Она встала и, развернувшись, натолкнулась на Женю. Тот машинально поймал её в объятия, и Катя тихо ойкнула от испуга. Ей ещё никто так крепко не обнимал.

А дальше всё было как во сне. Она ощущала его губы на своих, руки жадно исследовали под платьем её молодое тело и бесстыдно задирали юбку. Катя не сопротивлялась: зачем? Она так давно этого хотела.
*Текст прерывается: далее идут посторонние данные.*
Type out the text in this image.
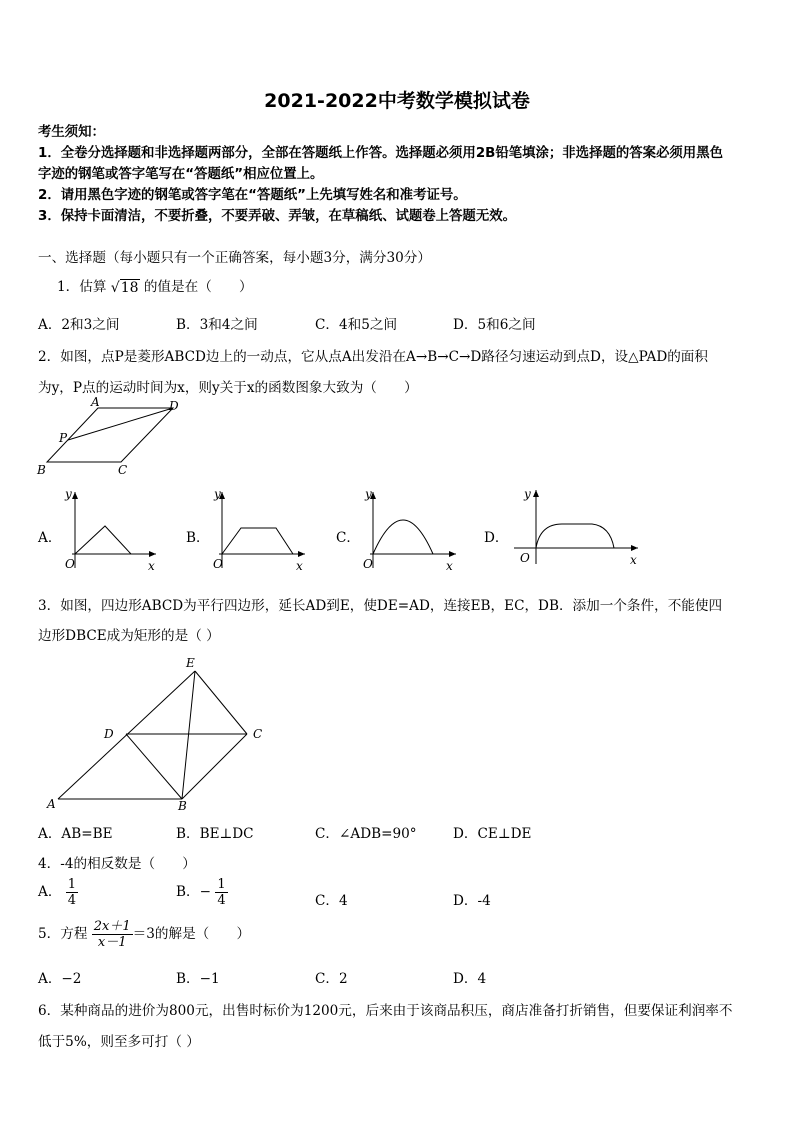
2021-2022中考数学模拟试卷
考生须知：
1．全卷分选择题和非选择题两部分，全部在答题纸上作答。选择题必须用2B铅笔填涂；非选择题的答案必须用黑色
字迹的钢笔或答字笔写在“答题纸”相应位置上。
2．请用黑色字迹的钢笔或答字笔在“答题纸”上先填写姓名和准考证号。
3．保持卡面清洁，不要折叠，不要弄破、弄皱，在草稿纸、试题卷上答题无效。
一、选择题（每小题只有一个正确答案，每小题3分，满分30分）
1．估算 √18 的值是在（　　）
A．2和3之间	B．3和4之间	C．4和5之间	D．5和6之间
2．如图，点P是菱形ABCD边上的一动点，它从点A出发沿在A→B→C→D路径匀速运动到点D，设△PAD的面积
为y，P点的运动时间为x，则y关于x的函数图象大致为（　　）
A	D
P
B	C
A．	B．	C．	D．
y
O	x
y
O	x
y
O	x
y
O	x
3．如图，四边形ABCD为平行四边形，延长AD到E，使DE=AD，连接EB，EC，DB．添加一个条件，不能使四
边形DBCE成为矩形的是（ ）
E
D	C
A	B
A．AB=BE	B．BE⊥DC	C．∠ADB=90°	D．CE⊥DE
4．-4的相反数是（　　）
A． $\frac{1}{4}$	B．− $\frac{1}{4}$	C．4	D．-4
5．方程 $\frac{2x+1}{x-1} =3$的解是（　　）
A．−2	B．−1	C．2	D．4
6．某种商品的进价为800元，出售时标价为1200元，后来由于该商品积压，商店准备打折销售，但要保证利润率不
低于5%，则至多可打（ ）
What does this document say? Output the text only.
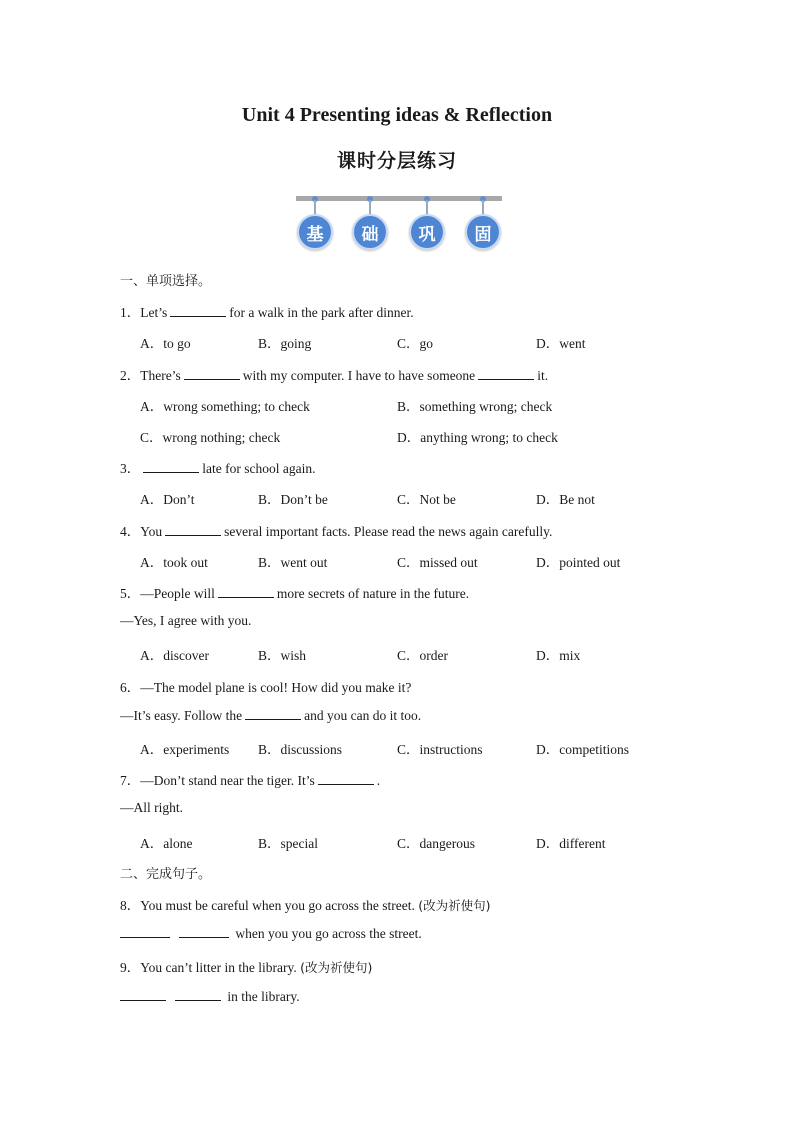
Unit 4 Presenting ideas & Reflection
课时分层练习
基	础	巩	固
一、单项选择。
1．Let’s	for a walk in the park after dinner.
A．to go	B．going	C．go	D．went
2．There’s	with my computer. I have to have someone	it.
A．wrong something; to check	B．something wrong; check
C．wrong nothing; check	D．anything wrong; to check
3．	late for school again.
A．Don’t	B．Don’t be	C．Not be	D．Be not
4．You	several important facts. Please read the news again carefully.
A．took out	B．went out	C．missed out	D．pointed out
5．—People will	more secrets of nature in the future.
—Yes, I agree with you.
A．discover	B．wish	C．order	D．mix
6．—The model plane is cool! How did you make it?
—It’s easy. Follow the	and you can do it too.
A．experiments B．discussions	C．instructions	D．competitions
7．—Don’t stand near the tiger. It’s	.
—All right.
A．alone	B．special	C．dangerous	D．different
二、完成句子。
8．You must be careful when you go across the street. (改为祈使句)
when you you go across the street.
9．You can’t litter in the library. (改为祈使句)
in the library.
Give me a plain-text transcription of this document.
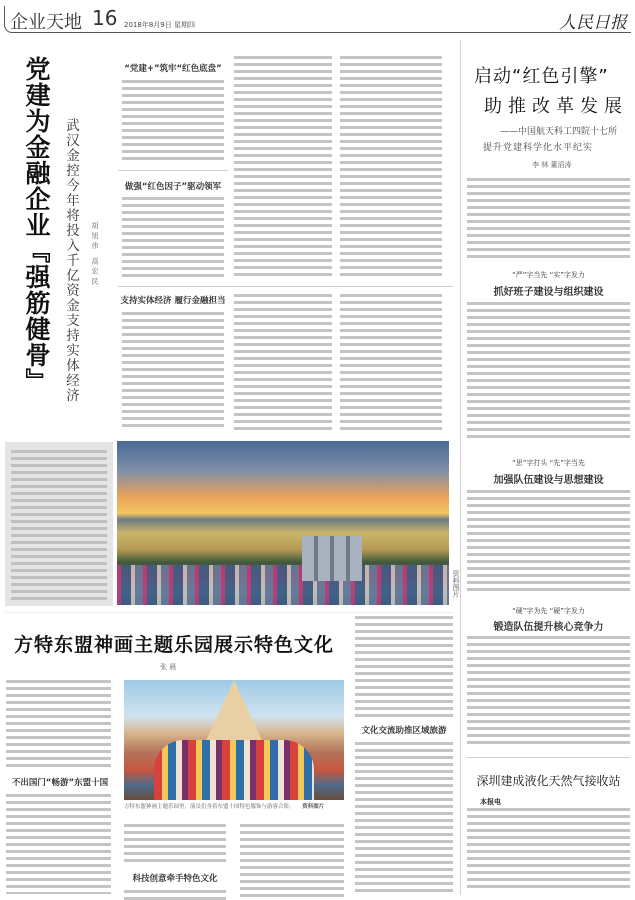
企业天地 16 2018年8月9日 星期四	人民日报
党建为金融企业『强筋健骨』 武汉金控今年将投入千亿资金支持实体经济 胡旭伟 高宏民
“党建+”筑牢“红色底盘”
做强“红色因子”驱动领军
支持实体经济 履行金融担当
资料图片
启动“红色引擎”
助推改革发展
——中国航天科工四院十七所
提升党建科学化水平纪实
李 林 董滔涛
“严”字当先 “实”字发力
抓好班子建设与组织建设
“思”字打头 “先”字当先
加强队伍建设与思想建设
“硬”字为先 “硬”字发力
锻造队伍提升核心竞争力
深圳建成液化天然气接收站
本报电
方特东盟神画主题乐园展示特色文化
张 晨
不出国门“畅游”东盟十国
方特东盟神画主题乐园里，演员们身着东盟十国特色服饰与游客合影。 资料图片
科技创意牵手特色文化
文化交流助推区域旅游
Проснулась она в избе, на свой койке. Жутко трещала голова, набухший язык едва помещался в пересохшем рту. Катя кое-как поднялась, добрела до бадьи с водой и, зачерпнув полный ковшик сверкающей чистой жидкости, с жадностью выпила всё до капли. Пахло свежескошенной травой, пылью и прогнившими кое-где половицами. Запахи с непривычной остротой впивались в нос, и Катя невольно морщилась. Желудок судорожно сжимался, и из самых его глубин накатывали волны противной тошноты.

Катя свалилась обратно на кровать и уткнулась лицом в подушку. Солнечный свет, что струился сквозь толстые стёкла на окне и ложился на пол золотисто-рыжеватыми осколками, резал глаза – до боли, до выступающих непроизвольно слёз.

Её разбудил дядя Стёпа.

– Катюнь, я в город съезжу, кой-что по хозяйству прикупить надо, – странным скрипучим голосом сказал он.

Катя смогла только кивнуть в ответ. В затылке будто поселился некто с наждаком, и теперь безустанно полировал им внутреннюю стенку черепа, иногда переходя и на другие участки. Дядя Стёпа взял свою клеёнчатую торбу, с которой обычно ходил за покупками, и вышел за порог.